One can think of this principle of democracy as pretty universal, i.e., the source of governance comes from the governed. The form that this principle takes can be varied. The US form is just one of many. Western European countries have different forms. India has another form, etc.

There is sometimes a claim about imperialist meddling when peddling democracy. What is being pushed is not democracy. The structures within a democracy, as mentioned above, are not democratic. They want to increase their influence, capital, control, ... They use the propaganda of democracy to exert control and influence.


There is a deeper structure to democracy. One can interpret a democracy as:

  • a noun - it is static, fixed in time. Some people define it as what the Greeks had, what the constitution says, or what the magna carta started.
  • a verb - one can look at democracy as a process. And this gets at the dynamic nature of the activity. It is a form of governance. A control system for a society, a nation.
  • a ? - we don't have a word for the next layer of dynamism. It is when a verb changes as it moves through time. One can think of an evolutionary process as an example. There are emergent phenomena from the changes. These were never intended / included in the original word / definition.
However, the way we think is often static. It is hard to deal with this level of dynamism cognitively. So, we can assign characteristics / attributes to what we think a democracy is. However, what that means is changing. Greeks thought they were quite democratic with a rather large slave population and powerless members of their society. The framers of the constitution thought they were democratic with slavery, no votes for women, and other segments of the population. We currently think of democracy differently.
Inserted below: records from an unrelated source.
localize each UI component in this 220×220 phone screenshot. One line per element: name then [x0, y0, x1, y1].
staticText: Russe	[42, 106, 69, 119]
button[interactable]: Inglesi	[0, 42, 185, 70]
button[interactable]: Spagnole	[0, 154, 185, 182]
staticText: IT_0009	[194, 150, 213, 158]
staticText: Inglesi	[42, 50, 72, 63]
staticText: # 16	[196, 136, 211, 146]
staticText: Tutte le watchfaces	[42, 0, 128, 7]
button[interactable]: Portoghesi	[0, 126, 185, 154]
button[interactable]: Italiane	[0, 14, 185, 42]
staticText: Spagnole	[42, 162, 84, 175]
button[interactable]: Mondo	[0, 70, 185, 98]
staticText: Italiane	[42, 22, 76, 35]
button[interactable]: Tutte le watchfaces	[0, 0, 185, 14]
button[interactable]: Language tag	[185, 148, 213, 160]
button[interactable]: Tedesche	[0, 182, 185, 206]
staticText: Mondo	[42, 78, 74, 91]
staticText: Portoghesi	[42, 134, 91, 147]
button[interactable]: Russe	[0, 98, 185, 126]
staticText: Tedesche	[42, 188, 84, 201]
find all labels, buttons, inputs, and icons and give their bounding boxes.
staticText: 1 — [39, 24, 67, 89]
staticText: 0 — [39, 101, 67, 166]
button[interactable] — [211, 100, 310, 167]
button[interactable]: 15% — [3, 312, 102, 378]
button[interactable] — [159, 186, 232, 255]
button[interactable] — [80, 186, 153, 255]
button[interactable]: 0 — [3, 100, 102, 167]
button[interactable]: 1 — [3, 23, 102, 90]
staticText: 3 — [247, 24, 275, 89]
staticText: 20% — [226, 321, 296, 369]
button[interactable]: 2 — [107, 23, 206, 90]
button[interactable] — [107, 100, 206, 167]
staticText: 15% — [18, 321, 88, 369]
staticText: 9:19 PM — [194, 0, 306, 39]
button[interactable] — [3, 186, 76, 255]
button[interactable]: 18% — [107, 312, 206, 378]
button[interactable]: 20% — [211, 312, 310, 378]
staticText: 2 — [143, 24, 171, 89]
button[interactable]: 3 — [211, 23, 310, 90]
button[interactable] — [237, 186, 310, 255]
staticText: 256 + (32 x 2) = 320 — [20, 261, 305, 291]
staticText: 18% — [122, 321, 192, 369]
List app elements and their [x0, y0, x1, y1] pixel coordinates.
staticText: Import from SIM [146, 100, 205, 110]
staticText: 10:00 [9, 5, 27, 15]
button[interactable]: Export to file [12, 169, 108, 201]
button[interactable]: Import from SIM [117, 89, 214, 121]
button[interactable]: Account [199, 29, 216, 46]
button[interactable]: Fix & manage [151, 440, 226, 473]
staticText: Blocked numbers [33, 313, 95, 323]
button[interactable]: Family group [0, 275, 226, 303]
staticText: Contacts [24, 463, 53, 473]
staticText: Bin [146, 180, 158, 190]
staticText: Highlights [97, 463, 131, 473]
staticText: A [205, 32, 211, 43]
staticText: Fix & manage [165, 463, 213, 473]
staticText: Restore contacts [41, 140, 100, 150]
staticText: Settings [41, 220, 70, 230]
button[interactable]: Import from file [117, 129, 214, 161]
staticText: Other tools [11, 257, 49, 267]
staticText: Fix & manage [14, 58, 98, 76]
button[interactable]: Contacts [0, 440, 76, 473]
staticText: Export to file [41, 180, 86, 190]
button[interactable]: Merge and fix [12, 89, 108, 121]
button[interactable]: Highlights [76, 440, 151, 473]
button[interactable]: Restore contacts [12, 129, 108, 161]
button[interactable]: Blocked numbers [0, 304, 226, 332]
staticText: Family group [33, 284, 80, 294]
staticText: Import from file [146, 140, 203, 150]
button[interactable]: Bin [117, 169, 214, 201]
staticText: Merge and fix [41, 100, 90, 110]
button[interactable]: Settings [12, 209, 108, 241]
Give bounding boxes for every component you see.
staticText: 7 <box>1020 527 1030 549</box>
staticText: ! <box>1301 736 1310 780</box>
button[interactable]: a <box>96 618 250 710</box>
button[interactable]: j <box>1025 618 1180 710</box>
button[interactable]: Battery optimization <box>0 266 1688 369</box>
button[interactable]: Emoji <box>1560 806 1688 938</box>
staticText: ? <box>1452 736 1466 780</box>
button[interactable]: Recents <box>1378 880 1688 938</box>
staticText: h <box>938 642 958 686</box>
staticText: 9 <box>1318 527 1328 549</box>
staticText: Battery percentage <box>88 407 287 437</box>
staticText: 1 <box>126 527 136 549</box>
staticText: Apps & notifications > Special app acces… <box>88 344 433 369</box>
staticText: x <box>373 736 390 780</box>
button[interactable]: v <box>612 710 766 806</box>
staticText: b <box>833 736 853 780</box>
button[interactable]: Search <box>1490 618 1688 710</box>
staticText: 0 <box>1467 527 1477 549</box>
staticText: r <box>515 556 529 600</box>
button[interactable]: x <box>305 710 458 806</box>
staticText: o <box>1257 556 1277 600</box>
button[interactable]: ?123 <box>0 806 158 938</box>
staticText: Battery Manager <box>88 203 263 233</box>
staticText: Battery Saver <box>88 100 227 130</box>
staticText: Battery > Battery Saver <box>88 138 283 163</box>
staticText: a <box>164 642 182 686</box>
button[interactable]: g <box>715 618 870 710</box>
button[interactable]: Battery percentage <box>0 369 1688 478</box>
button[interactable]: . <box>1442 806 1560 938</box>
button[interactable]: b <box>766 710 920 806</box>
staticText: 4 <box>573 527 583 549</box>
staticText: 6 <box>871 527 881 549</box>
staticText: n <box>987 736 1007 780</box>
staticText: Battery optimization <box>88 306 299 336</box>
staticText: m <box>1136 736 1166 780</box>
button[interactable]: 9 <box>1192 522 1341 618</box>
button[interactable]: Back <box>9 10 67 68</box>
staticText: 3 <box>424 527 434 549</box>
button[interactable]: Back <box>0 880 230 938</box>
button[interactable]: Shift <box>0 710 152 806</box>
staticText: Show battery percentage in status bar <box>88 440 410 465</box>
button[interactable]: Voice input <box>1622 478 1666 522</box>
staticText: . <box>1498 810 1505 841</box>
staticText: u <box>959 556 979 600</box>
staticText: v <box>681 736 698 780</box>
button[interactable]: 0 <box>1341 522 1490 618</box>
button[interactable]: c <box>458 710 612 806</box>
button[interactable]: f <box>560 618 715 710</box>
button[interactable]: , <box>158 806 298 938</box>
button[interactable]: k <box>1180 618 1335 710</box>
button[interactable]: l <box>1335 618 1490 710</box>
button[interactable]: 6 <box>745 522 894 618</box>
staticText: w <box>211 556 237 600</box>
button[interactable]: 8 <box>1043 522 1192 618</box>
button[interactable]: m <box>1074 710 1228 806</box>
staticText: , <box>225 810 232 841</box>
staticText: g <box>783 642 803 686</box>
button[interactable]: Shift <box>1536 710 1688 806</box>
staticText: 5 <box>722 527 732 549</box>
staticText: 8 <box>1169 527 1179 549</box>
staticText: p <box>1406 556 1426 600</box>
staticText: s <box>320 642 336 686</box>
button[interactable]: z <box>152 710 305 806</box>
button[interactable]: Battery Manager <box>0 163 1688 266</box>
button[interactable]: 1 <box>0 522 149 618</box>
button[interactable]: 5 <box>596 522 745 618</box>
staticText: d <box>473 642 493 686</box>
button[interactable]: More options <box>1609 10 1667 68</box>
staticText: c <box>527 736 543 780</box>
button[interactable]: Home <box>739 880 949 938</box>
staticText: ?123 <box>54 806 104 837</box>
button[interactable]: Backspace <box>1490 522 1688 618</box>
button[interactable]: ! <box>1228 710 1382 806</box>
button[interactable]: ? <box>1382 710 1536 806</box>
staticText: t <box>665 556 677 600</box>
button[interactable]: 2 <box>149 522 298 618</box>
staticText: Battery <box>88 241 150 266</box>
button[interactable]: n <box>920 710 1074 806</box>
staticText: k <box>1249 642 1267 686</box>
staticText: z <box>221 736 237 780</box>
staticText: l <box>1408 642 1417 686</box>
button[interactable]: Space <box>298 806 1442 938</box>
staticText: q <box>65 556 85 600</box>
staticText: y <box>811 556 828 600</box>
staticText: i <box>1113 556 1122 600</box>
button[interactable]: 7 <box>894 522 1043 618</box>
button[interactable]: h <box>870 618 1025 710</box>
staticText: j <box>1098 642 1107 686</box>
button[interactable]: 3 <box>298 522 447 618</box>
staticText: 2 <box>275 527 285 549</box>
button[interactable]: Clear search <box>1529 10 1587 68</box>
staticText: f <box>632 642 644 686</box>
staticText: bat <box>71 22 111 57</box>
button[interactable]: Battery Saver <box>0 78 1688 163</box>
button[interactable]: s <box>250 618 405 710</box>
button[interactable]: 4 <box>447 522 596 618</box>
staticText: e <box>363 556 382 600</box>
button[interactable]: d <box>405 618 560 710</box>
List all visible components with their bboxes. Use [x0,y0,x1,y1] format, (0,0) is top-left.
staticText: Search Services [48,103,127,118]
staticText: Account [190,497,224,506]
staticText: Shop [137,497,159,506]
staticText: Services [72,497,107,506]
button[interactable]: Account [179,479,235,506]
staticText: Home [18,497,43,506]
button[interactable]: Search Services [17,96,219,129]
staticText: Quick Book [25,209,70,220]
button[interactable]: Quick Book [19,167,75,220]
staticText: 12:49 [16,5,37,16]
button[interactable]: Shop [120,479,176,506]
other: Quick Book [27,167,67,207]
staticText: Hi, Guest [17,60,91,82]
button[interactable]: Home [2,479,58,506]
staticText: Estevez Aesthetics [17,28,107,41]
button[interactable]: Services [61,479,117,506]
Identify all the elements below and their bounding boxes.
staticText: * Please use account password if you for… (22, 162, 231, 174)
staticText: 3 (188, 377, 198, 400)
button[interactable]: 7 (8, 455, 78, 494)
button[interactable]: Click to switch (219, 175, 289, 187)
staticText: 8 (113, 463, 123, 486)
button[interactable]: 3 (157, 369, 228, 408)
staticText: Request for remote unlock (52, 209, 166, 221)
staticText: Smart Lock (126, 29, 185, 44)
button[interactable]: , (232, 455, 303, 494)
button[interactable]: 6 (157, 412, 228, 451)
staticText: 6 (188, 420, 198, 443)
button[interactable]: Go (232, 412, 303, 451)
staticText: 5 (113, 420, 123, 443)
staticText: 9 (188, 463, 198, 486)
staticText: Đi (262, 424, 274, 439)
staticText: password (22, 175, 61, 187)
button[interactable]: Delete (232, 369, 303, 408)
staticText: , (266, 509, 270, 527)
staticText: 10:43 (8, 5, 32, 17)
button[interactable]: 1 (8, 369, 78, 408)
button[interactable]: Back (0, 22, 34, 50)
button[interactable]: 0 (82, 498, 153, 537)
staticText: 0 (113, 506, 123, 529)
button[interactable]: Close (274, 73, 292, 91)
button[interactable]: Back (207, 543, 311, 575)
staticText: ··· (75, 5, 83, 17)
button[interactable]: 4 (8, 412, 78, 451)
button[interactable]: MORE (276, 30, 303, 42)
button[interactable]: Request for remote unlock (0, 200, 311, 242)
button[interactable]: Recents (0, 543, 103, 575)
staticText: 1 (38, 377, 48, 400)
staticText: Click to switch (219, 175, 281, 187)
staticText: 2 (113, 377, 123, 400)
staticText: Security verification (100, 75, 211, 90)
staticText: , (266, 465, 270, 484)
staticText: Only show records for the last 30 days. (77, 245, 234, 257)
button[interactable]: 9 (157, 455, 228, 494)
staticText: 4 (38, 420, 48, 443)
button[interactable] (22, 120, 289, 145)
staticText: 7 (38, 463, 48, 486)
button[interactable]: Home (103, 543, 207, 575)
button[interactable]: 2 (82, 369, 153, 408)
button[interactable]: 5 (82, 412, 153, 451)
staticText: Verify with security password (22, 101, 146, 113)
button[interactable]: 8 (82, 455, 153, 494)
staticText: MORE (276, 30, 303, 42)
This is the first layer of the deep structure. The next layer has to do with how we as a species operate. We are a territorial, hierarchy oriented species at this point. Those who get up in the hierarchy want to maintain the hierarchy. They use whatever words, propaganda, etc., they can to maintain that hierarchy. For example, the soviets claimed they were for the people, by the people, and of the people. However, the reality was quite different. Similarly, we are under the illusion that our government is for the people, by the people, and of the people. However, that is quite clearly not the case. There is the occasional statistical aberration where one individual gets some redress against the hierarchy. However, the hierarchy is very effective at maintaining itself. Bureaucracies tend to grow indefinitely. Max Weber's great fear was that bureaucracies will eventually run the entire system. In that context, using the right marketing words such as democracy, liberty, freedom, due process, law, constitution, keeps most of the society satisfied with the governance.

The story that is told is not the story, as the Tao Te Ching points out, much to the dismay of our cognitive illusions. We perceive vague forms and in our imaginations give them substance, allegiance, and value. What fascinating minds we have.